Q: Can foreign NGOs do fundraising in China?

A: No. A foreign NGO cannot set up entities in China to do fundraising, whether public offering or private offering.

Q: Can foreign industry associations develop membership in China?

A: No. A foreign industry association cannot develop membership in China.

My Takeaways

1)  The Q&A tells us that the MPS has set up a special department, the Foreign NGO Management Bureau, to deal with the law. It does not tell us how many staff they are planning to hire, or whether there will be a similar office set up in the provincial Public Security departments.

2)  It appears that the MPS will not have implementing regulations out before the law goes into effect. Instead the MPS states it will provide a set of guidelines, and a list of qualified professional supervisory units for foreign NGOs thinking about registering a representative office. This announcement is not all that surprising. The Ministry of Civil Affairs (MCA) is only now coming out with implementing regulations for the Charity Law which went into effect September 1, 2016 and they have had a running start because they've been working on implementing guidelines for the last few years. Unlike MCA, the MPS has no experience managing NGOs and to my knowledge has not been working on implementing guidelines. Unlike the Charity Law which has been in the drafting phase for 10 years, the Overseas NGO Law came out quite suddenly and MPS may simply not have the expertise or staff to develop the necessary implementing regulations within a short period of time.

3) The response to the question about whether WFOEs set up by NGOs can continue under the current form is interesting because it appears the MPS is willing to be flexible and allow NGOs to continue operating in China as a representative office of a WFOE as long as "the WFOE cannot be used to solely carry out “NGO” activities on behalf of the foreign NGO to promote the mission of the foreign NGO." The wording here is strange and reflects in my opinion a misunderstanding of what NGOs or nonprofits are and do, but I won't get into that here.

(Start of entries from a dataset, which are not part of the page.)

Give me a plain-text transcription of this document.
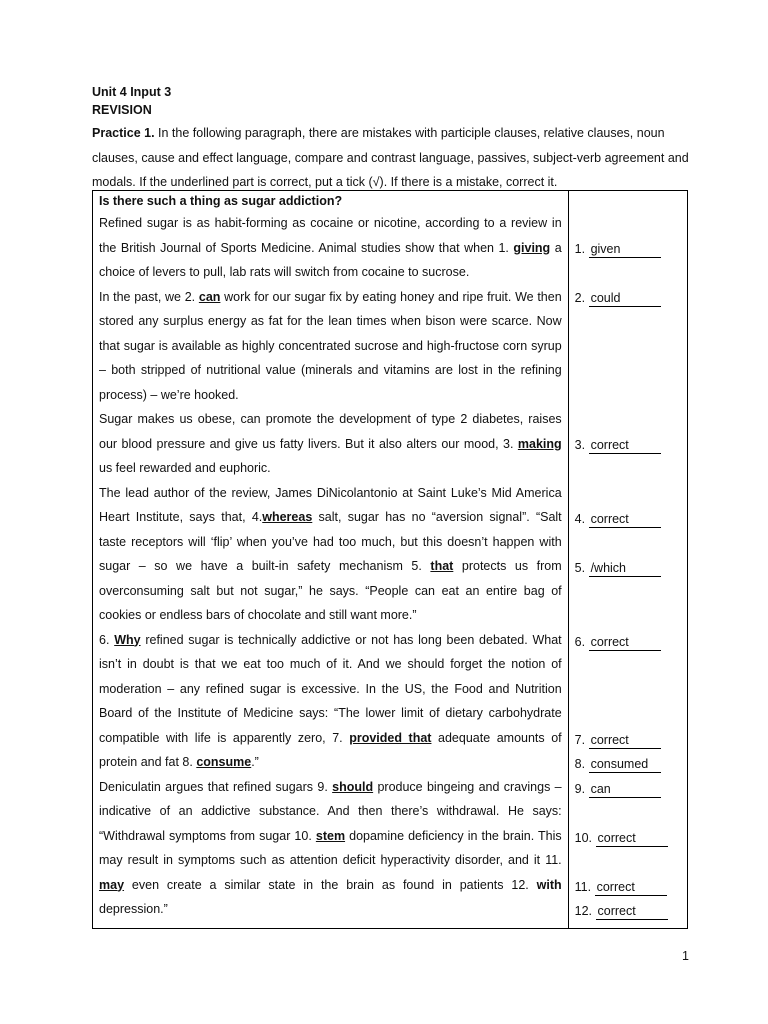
Unit 4 Input 3
REVISION
Practice 1. In the following paragraph, there are mistakes with participle clauses, relative clauses, noun clauses, cause and effect language, compare and contrast language, passives, subject-verb agreement and modals. If the underlined part is correct, put a tick (√). If there is a mistake, correct it.
Is there such a thing as sugar addiction?
Refined sugar is as habit-forming as cocaine or nicotine, according to a review in the British Journal of Sports Medicine. Animal studies show that when 1. giving a choice of levers to pull, lab rats will switch from cocaine to sucrose.
In the past, we 2. can work for our sugar fix by eating honey and ripe fruit. We then stored any surplus energy as fat for the lean times when bison were scarce. Now that sugar is available as highly concentrated sucrose and high-fructose corn syrup – both stripped of nutritional value (minerals and vitamins are lost in the refining process) – we’re hooked.
Sugar makes us obese, can promote the development of type 2 diabetes, raises our blood pressure and give us fatty livers. But it also alters our mood, 3. making us feel rewarded and euphoric.
The lead author of the review, James DiNicolantonio at Saint Luke’s Mid America Heart Institute, says that, 4.whereas salt, sugar has no “aversion signal”. “Salt taste receptors will ‘flip’ when you’ve had too much, but this doesn’t happen with sugar – so we have a built-in safety mechanism 5. that protects us from overconsuming salt but not sugar,” he says. “People can eat an entire bag of cookies or endless bars of chocolate and still want more.”
6. Why refined sugar is technically addictive or not has long been debated. What isn’t in doubt is that we eat too much of it. And we should forget the notion of moderation – any refined sugar is excessive. In the US, the Food and Nutrition Board of the Institute of Medicine says: “The lower limit of dietary carbohydrate compatible with life is apparently zero, 7. provided that adequate amounts of protein and fat 8. consume.”
Deniculatin argues that refined sugars 9. should produce bingeing and cravings – indicative of an addictive substance. And then there’s withdrawal. He says: “Withdrawal symptoms from sugar 10. stem dopamine deficiency in the brain. This may result in symptoms such as attention deficit hyperactivity disorder, and it 11. may even create a similar state in the brain as found in patients 12. with depression.”

1. given
2. could
3. correct
4. correct
5. /which
6. correct
7. correct
8. consumed
9. can
10. correct
11. correct
12. correct
1
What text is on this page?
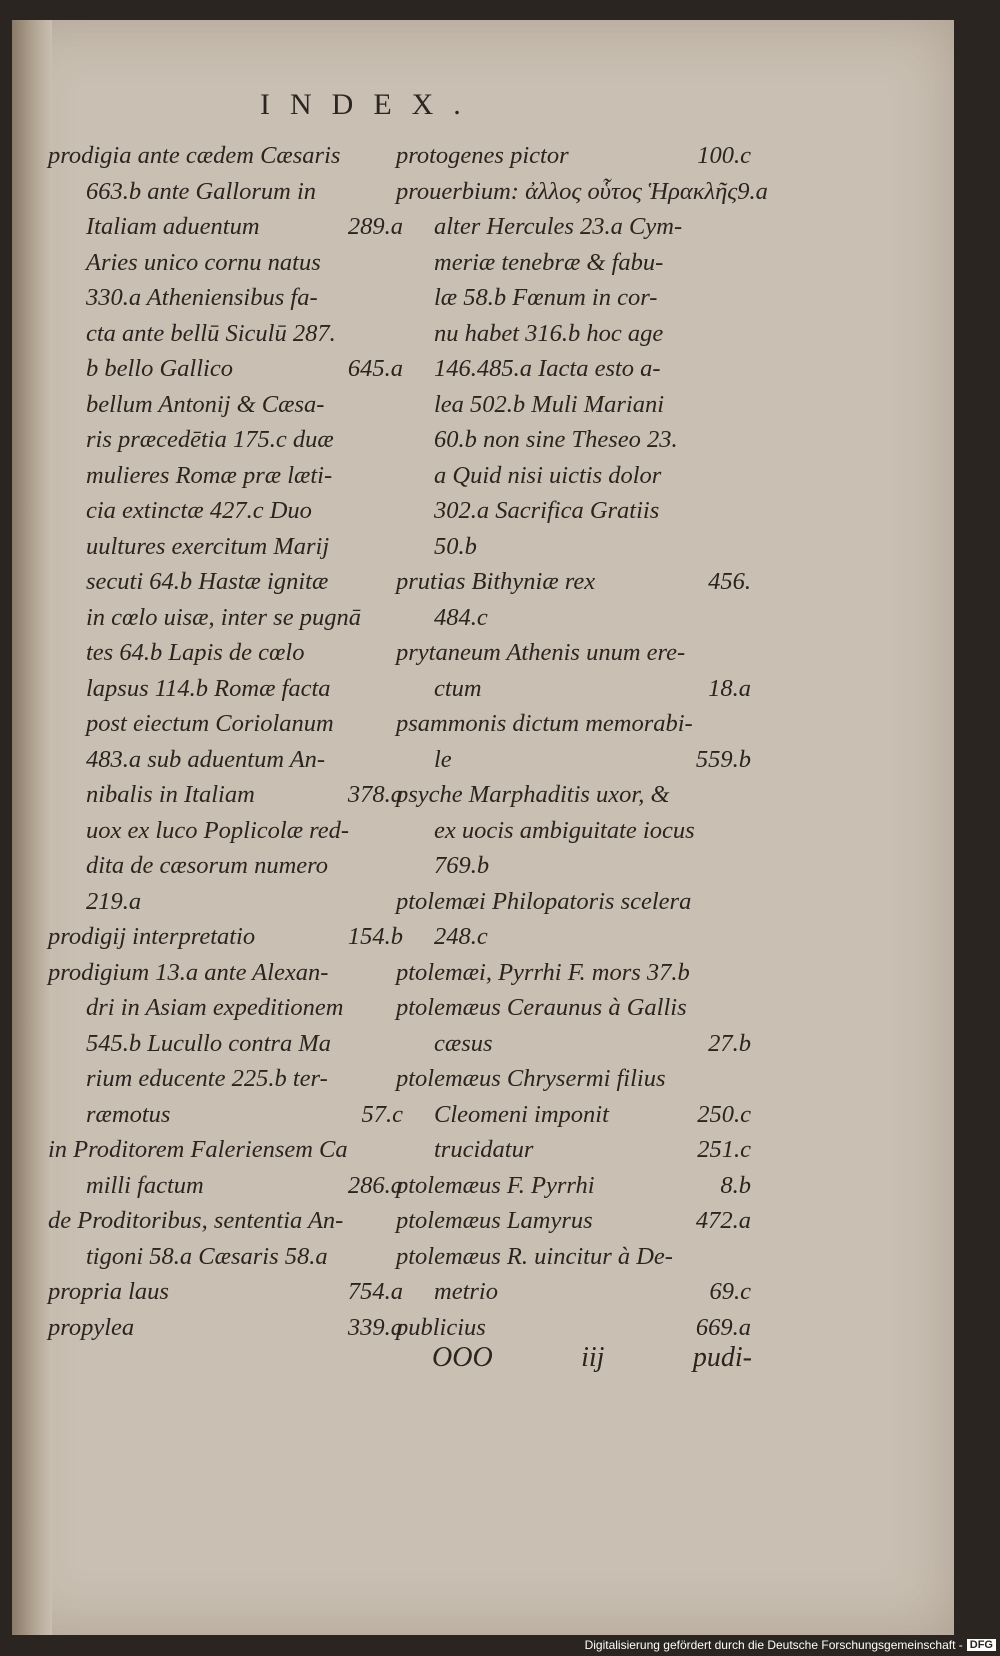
INDEX.
prodigia ante cædem Cæsaris
663.b ante Gallorum in
Italiam aduentum	289.a
Aries unico cornu natus
330.a Atheniensibus fa-
cta ante bellū Siculū 287.
b bello Gallico	645.a
bellum Antonij & Cæsa-
ris præcedētia 175.c duæ
mulieres Romæ præ læti-
cia extinctæ 427.c Duo
uultures exercitum Marij
secuti 64.b Hastæ ignitæ
in cœlo uisæ, inter se pugnā
tes 64.b Lapis de cœlo
lapsus 114.b Romæ facta
post eiectum Coriolanum
483.a sub aduentum An-
nibalis in Italiam	378.a
uox ex luco Poplicolæ red-
dita de cæsorum numero
219.a
prodigij interpretatio	154.b
prodigium 13.a ante Alexan-
dri in Asiam expeditionem
545.b Lucullo contra Ma
rium educente 225.b ter-
ræmotus	57.c
in Proditorem Faleriensem Ca
milli factum	286.a
de Proditoribus, sententia An-
tigoni 58.a Cæsaris 58.a
propria laus	754.a
propylea	339.a
protogenes pictor	100.c
prouerbium: ἀλλος οὗτος Ἡρακλῆς 9.a
alter Hercules 23.a Cym-
meriæ tenebræ & fabu-
læ 58.b Fœnum in cor-
nu habet 316.b hoc age
146.485.a Iacta esto a-
lea 502.b Muli Mariani
60.b non sine Theseo 23.
a Quid nisi uictis dolor
302.a Sacrifica Gratiis
50.b
prutias Bithyniæ rex	456.
484.c
prytaneum Athenis unum ere-
ctum	18.a
psammonis dictum memorabi-
le	559.b
psyche Marphaditis uxor, &
ex uocis ambiguitate iocus
769.b
ptolemæi Philopatoris scelera
248.c
ptolemæi, Pyrrhi F. mors 37.b
ptolemæus Ceraunus à Gallis
cæsus	27.b
ptolemæus Chrysermi filius
Cleomeni imponit	250.c
trucidatur	251.c
ptolemæus F. Pyrrhi	8.b
ptolemæus Lamyrus	472.a
ptolemæus R. uincitur à De-
metrio	69.c
publicius	669.a
OOO	iij	pudi-
Digitalisierung gefördert durch die Deutsche Forschungsgemeinschaft - DFG
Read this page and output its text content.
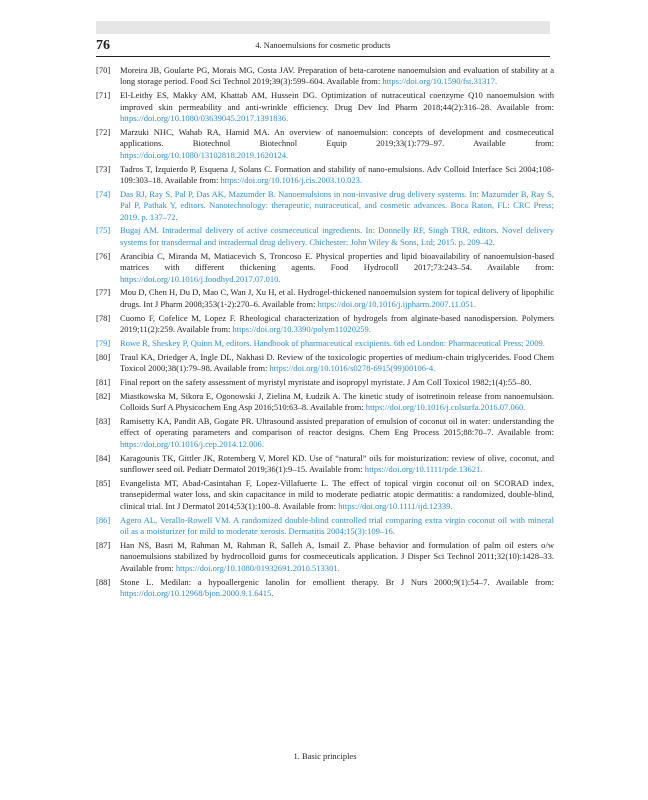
76	4. Nanoemulsions for cosmetic products
[70] Moreira JB, Goularte PG, Morais MG, Costa JAV. Preparation of beta-carotene nanoemulsion and evaluation of stability at a long storage period. Food Sci Technol 2019;39(3):599–604. Available from: https://doi.org/10.1590/fst.31317.
[71] El-Leithy ES, Makky AM, Khattab AM, Hussein DG. Optimization of nutraceutical coenzyme Q10 nanoemulsion with improved skin permeability and anti-wrinkle efficiency. Drug Dev Ind Pharm 2018;44(2):316–28. Available from: https://doi.org/10.1080/03639045.2017.1391836.
[72] Marzuki NHC, Wahab RA, Hamid MA. An overview of nanoemulsion: concepts of development and cosmeceutical applications. Biotechnol Biotechnol Equip 2019;33(1):779–97. Available from: https://doi.org/10.1080/13102818.2019.1620124.
[73] Tadros T, Izquierdo P, Esquena J, Solans C. Formation and stability of nano-emulsions. Adv Colloid Interface Sci 2004;108-109:303–18. Available from: https://doi.org/10.1016/j.cis.2003.10.023.
[74] Das RJ, Ray S, Pal P, Das AK, Mazumder B. Nanoemulsions in non-invasive drug delivery systems. In: Mazumder B, Ray S, Pal P, Pathak Y, editors. Nanotechnology: therapeutic, nutraceutical, and cosmetic advances. Boca Raton, FL: CRC Press; 2019. p. 137–72.
[75] Bugaj AM. Intradermal delivery of active cosmeceutical ingredients. In: Donnelly RF, Singh TRR, editors. Novel delivery systems for transdermal and intradermal drug delivery. Chichester: John Wiley & Sons, Ltd; 2015. p. 209–42.
[76] Arancibia C, Miranda M, Matiacevich S, Troncoso E. Physical properties and lipid bioavailability of nanoemulsion-based matrices with different thickening agents. Food Hydrocoll 2017;73:243–54. Available from: https://doi.org/10.1016/j.foodhyd.2017.07.010.
[77] Mou D, Chen H, Du D, Mao C, Wan J, Xu H, et al. Hydrogel-thickened nanoemulsion system for topical delivery of lipophilic drugs. Int J Pharm 2008;353(1-2):270–6. Available from: https://doi.org/10.1016/j.ijpharm.2007.11.051.
[78] Cuomo F, Cofelice M, Lopez F. Rheological characterization of hydrogels from alginate-based nanodispersion. Polymers 2019;11(2):259. Available from: https://doi.org/10.3390/polym11020259.
[79] Rowe R, Sheskey P, Quinn M, editors. Handbook of pharmaceutical excipients. 6th ed London: Pharmaceutical Press; 2009.
[80] Traul KA, Driedger A, Ingle DL, Nakhasi D. Review of the toxicologic properties of medium-chain triglycerides. Food Chem Toxicol 2000;38(1):79–98. Available from: https://doi.org/10.1016/s0278-6915(99)00106-4.
[81] Final report on the safety assessment of myristyl myristate and isopropyl myristate. J Am Coll Toxicol 1982;1(4):55–80.
[82] Miastkowska M, Sikora E, Ogonowski J, Zielina M, Łudzik A. The kinetic study of isotretinoin release from nanoemulsion. Colloids Surf A Physicochem Eng Asp 2016;510:63–8. Available from: https://doi.org/10.1016/j.colsurfa.2016.07.060.
[83] Ramisetty KA, Pandit AB, Gogate PR. Ultrasound assisted preparation of emulsion of coconut oil in water: understanding the effect of operating parameters and comparison of reactor designs. Chem Eng Process 2015;88:70–7. Available from: https://doi.org/10.1016/j.cep.2014.12.006.
[84] Karagounis TK, Gittler JK, Rotemberg V, Morel KD. Use of “natural” oils for moisturization: review of olive, coconut, and sunflower seed oil. Pediatr Dermatol 2019;36(1):9–15. Available from: https://doi.org/10.1111/pde.13621.
[85] Evangelista MT, Abad-Casintahan F, Lopez-Villafuerte L. The effect of topical virgin coconut oil on SCORAD index, transepidermal water loss, and skin capacitance in mild to moderate pediatric atopic dermatitis: a randomized, double-blind, clinical trial. Int J Dermatol 2014;53(1):100–8. Available from: https://doi.org/10.1111/ijd.12339.
[86] Agero AL, Verallo-Rowell VM. A randomized double-blind controlled trial comparing extra virgin coconut oil with mineral oil as a moisturizer for mild to moderate xerosis. Dermatitis 2004;15(3):109–16.
[87] Han NS, Basri M, Rahman M, Rahman R, Salleh A, Ismail Z. Phase behavior and formulation of palm oil esters o/w nanoemulsions stabilized by hydrocolloid gums for cosmeceuticals application. J Disper Sci Technol 2011;32(10):1428–33. Available from: https://doi.org/10.1080/01932691.2010.513301.
[88] Stone L. Medilan: a hypoallergenic lanolin for emollient therapy. Br J Nurs 2000;9(1):54–7. Available from: https://doi.org/10.12968/bjon.2000.9.1.6415.
1. Basic principles
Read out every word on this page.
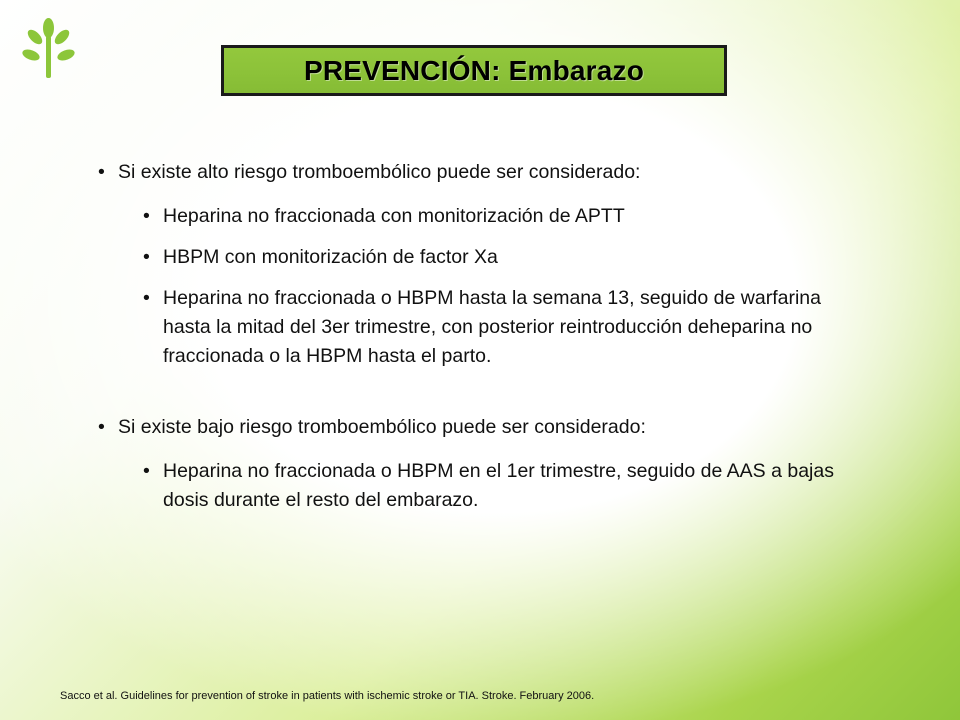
PREVENCIÓN: Embarazo
• Si existe alto riesgo tromboembólico puede ser considerado:
• Heparina no fraccionada con monitorización de APTT
• HBPM con monitorización de factor Xa
• Heparina no fraccionada o HBPM hasta la semana 13, seguido de warfarina hasta la mitad del 3er trimestre, con posterior reintroducción deheparina no fraccionada o la HBPM hasta el parto.
• Si existe bajo riesgo tromboembólico puede ser considerado:
• Heparina no fraccionada o HBPM en el 1er trimestre, seguido de AAS a bajas dosis durante el resto del embarazo.
Sacco et al. Guidelines for prevention of stroke in patients with ischemic stroke or TIA. Stroke. February 2006.
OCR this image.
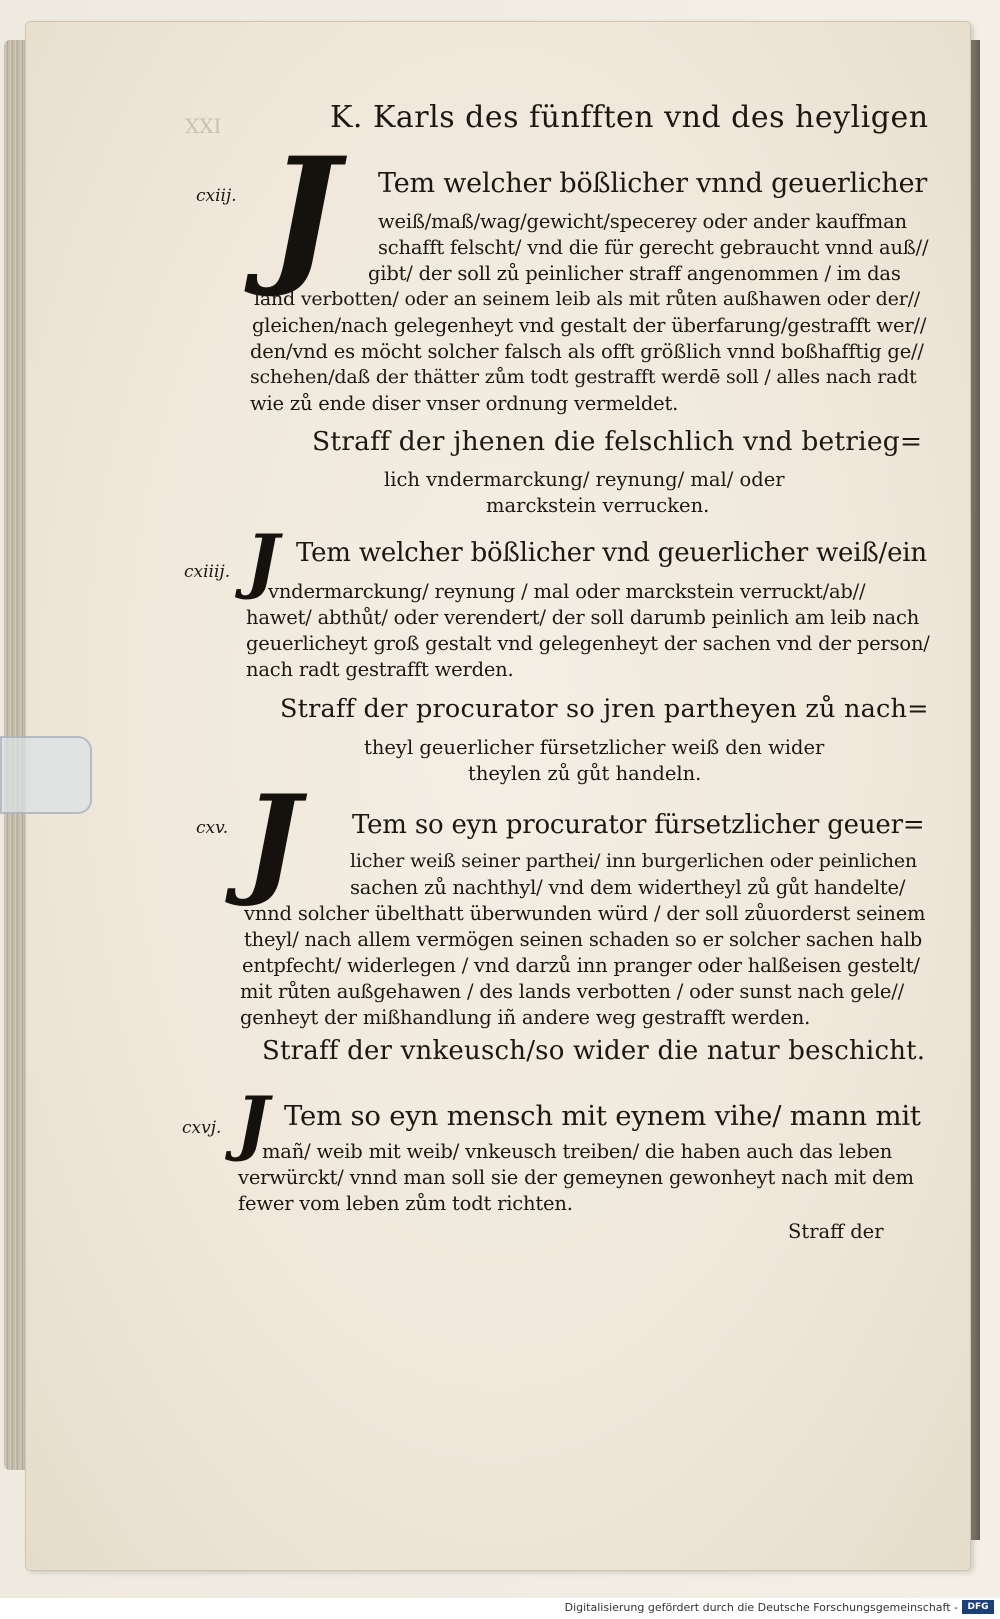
XXI	K. Karls des fünfften vnd des heyligen
cxiij. J Tem welcher bößlicher vnnd geuerlicher
weiß/maß/wag/gewicht/specerey oder ander kauffman
schafft felscht/ vnd die für gerecht gebraucht vnnd auß//
gibt/ der soll zů peinlicher straff angenommen / im das
land verbotten/ oder an seinem leib als mit růten außhawen oder der//
gleichen/nach gelegenheyt vnd gestalt der überfarung/gestrafft wer//
den/vnd es möcht solcher falsch als offt größlich vnnd boßhafftig ge//
schehen/daß der thätter zům todt gestrafft werdē soll / alles nach radt
wie zů ende diser vnser ordnung vermeldet.
Straff der jhenen die felschlich vnd betrieg=
lich vndermarckung/ reynung/ mal/ oder
marckstein verrucken.
cxiiij. J Tem welcher bößlicher vnd geuerlicher weiß/ein
vndermarckung/ reynung / mal oder marckstein verruckt/ab//
hawet/ abthůt/ oder verendert/ der soll darumb peinlich am leib nach
geuerlicheyt groß gestalt vnd gelegenheyt der sachen vnd der person/
nach radt gestrafft werden.
Straff der procurator so jren partheyen zů nach=
theyl geuerlicher fürsetzlicher weiß den wider
theylen zů gůt handeln.
cxv. J Tem so eyn procurator fürsetzlicher geuer=
licher weiß seiner parthei/ inn burgerlichen oder peinlichen
sachen zů nachthyl/ vnd dem widertheyl zů gůt handelte/
vnnd solcher übelthatt überwunden würd / der soll zůuorderst seinem
theyl/ nach allem vermögen seinen schaden so er solcher sachen halb
entpfecht/ widerlegen / vnd darzů inn pranger oder halßeisen gestelt/
mit růten außgehawen / des lands verbotten / oder sunst nach gele//
genheyt der mißhandlung iñ andere weg gestrafft werden.
Straff der vnkeusch/so wider die natur beschicht.
cxvj. J Tem so eyn mensch mit eynem vihe/ mann mit
mañ/ weib mit weib/ vnkeusch treiben/ die haben auch das leben
verwürckt/ vnnd man soll sie der gemeynen gewonheyt nach mit dem
fewer vom leben zům todt richten.
Straff der
Digitalisierung gefördert durch die Deutsche Forschungsgemeinschaft -	DFG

As I read this, the WFOE needs to be running some for-profit, commercial activities alongside its "NGO" activities to justify its WFOE form. What the MPS does not clarify here is whether the use of WFOEs will only be allowed for those NGOs that already had this type of arrangement prior to the law going into effect, or will it also allow NGOs to continue this practice after the law goes into effect? In any case, the WFOE arrangement may provide a possible alternative for NGOs that will be unable to find a willing professional supervisory unit and thus be unable to register a representative office. It's not clear, however, just how long the MPS will allow this WFOE arrangement. The MPS mentions a transition period for foreign NGOs that are already registered with MCA or with the Administration of Industry and Commerce (AIC) but doesn't specify how long that transition period will be.

4) For those NGOs thinking of carrying out "temporary activities," the Q&A confirms something that I had been wondering and that is the "filing a record" (bei'an) procedure is meant to inform the MPS about the "activities" and will not require an approval from the MPS. Of course, if the activity requires approvals from other government departments, then those approvals should be submitted as part of the record, but MPS itself does not have to approve the activity for it to proceed. And the MPS also confirms that a NGO's Chinese partner for the purpose of carrying out the "temporary activity" cannot be a corporation, although I still cannot figure out why they made that rule.

5) On the question of foreign corporations working on CSR projects with Chinese partners, this appears to be ok. The MPS person answering the question confuses a foreign corporation doing CSR with a corporate foundation which is a NGO. Many foreign corporations don't necessarily do CSR through their corporate foundation, but through their CSR department which would seem to be fine as long as the CSR department is part of the company which is for-profit and thus would not come under the law.